Posted on October 8th, 2008 by Canadian Health in Vagina Cancer, Vulva cancer

Canadian pharmacy – cialis, viagra, levitra online.
Invasive squamous cell carcinoma accounts for 90% of all invasive malignancies of the vulva, which are responsible for only 1-4% of all female cancers. Other less-common malignant lesions of the vulva are melanoma, adenocarcinoma, and sarcoma. More than three fourths of all patients diagnosed with cancer of the vulva are age 55 years or older, with at least 30% of these women older than 75 years. Approximately 500 deaths from vulvar cancer occur annually in the United States. Because of recognizable symptoms and ease of examination by biopsy, malignancies of the vulva can be detected in an early stage, when therapy can be curative. Death from vulvar cancer results from failure to control the disease after it has progressed beyond the vulva. Such instances often result from delay by the patient in obtaining care and by the physician in performing diagnostic biopsy. Regular examination of all women and increased efforts in patient education can help minimize treatment delay. Recognition of the clinical characteristics of vulvar malignancies and promotion of ready use of office biopsy could prove highly beneficial. Viagra for woman at cheap online pharmacy.

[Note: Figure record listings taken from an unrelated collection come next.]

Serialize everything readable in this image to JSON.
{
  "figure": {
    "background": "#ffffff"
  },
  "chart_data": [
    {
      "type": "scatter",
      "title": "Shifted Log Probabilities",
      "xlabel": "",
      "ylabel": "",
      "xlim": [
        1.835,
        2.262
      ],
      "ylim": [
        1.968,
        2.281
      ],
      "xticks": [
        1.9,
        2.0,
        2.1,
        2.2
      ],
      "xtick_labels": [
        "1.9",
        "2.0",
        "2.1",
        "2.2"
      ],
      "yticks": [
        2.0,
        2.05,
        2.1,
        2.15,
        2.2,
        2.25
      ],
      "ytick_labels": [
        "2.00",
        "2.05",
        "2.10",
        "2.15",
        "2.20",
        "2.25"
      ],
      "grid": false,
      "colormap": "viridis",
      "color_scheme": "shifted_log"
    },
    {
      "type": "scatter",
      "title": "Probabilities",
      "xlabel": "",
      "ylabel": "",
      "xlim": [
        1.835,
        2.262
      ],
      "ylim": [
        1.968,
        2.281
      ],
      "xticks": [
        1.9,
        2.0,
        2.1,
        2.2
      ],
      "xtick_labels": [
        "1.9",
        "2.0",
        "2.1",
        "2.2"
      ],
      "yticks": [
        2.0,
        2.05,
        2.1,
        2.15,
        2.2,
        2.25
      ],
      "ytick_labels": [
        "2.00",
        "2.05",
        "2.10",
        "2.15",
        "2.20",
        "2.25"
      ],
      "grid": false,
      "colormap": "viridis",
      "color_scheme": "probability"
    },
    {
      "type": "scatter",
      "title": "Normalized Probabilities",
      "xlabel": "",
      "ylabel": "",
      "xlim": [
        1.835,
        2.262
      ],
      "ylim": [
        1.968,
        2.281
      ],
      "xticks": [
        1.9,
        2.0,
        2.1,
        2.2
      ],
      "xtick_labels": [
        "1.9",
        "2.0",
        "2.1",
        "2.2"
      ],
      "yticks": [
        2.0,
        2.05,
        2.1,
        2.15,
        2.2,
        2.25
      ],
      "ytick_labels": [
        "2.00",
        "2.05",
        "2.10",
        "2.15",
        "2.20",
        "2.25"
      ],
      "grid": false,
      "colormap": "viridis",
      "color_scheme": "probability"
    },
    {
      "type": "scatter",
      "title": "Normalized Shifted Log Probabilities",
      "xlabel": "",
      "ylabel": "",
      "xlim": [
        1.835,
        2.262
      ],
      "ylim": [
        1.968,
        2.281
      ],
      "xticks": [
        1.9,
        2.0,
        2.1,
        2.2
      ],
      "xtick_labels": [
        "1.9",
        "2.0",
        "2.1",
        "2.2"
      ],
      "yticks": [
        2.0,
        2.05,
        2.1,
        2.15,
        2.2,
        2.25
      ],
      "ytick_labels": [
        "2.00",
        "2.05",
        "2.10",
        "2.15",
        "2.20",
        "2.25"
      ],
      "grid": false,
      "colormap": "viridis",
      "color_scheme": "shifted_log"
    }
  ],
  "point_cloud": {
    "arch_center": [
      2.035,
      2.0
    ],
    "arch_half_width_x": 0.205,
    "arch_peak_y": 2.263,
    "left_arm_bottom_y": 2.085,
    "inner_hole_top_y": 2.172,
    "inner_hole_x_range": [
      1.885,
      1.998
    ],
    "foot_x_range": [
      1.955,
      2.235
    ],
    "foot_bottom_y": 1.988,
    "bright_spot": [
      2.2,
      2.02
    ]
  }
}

The cause of vulvar malignancies remains unknown, although the association of squamous cell carcinoma of the vulva with other neoplasms of the anogenital mucosa has long suggested a common etiology. Preliminary data on oncogenesis, however, has not been conclusive. The association of high-risk types of human papillomavirus (HPV) such as 16, 18, 31, 33, 35, and 39 with high-grade epithelial neoplasia and invasive carcinomas of the anogenital tract has been established. Vulvar cancer appears to have a multifactorial etiology, however, and HPV infection alone is probably not sufficient for malignant transformation. Primary among cofactors may be the patient’s own immune competence, including conditions of local immunodeficiency. The role of chronic vulvar dystrophy is unclear, although there is a common association. Whereas the risk of progression of vulvar dystrophy to malignancy is low, vulvar dystrophy is frequently associated with epidermoid carcinoma.
Multicentric and confluent vulvar intraepithelial neoplasia (VIN) lesions predominate among younger women, whereas the unifocal lesions, which are most likely to be associated with invasive carcinoma, are more common in older women. The lesions may appear to be white because of thick surface keratin or red if hyperemia is present within the dermal papillae. Pigmentation is common, especially with bowenoid neoplasia. Often the lesions appear as slightly raised and possibly confluent white areas resembling flat condylomata. Colposcopy with 4-5% acetic acid heightens the whitening and allows for delineation of the margins of the vulvar lesions. Subclinical HPV infections of the vulva can be distinguished with acetic acid at times. Thickened, nodular, ulcerated areas are most suspicious, as are areas of vascular prominence and atypical tissue.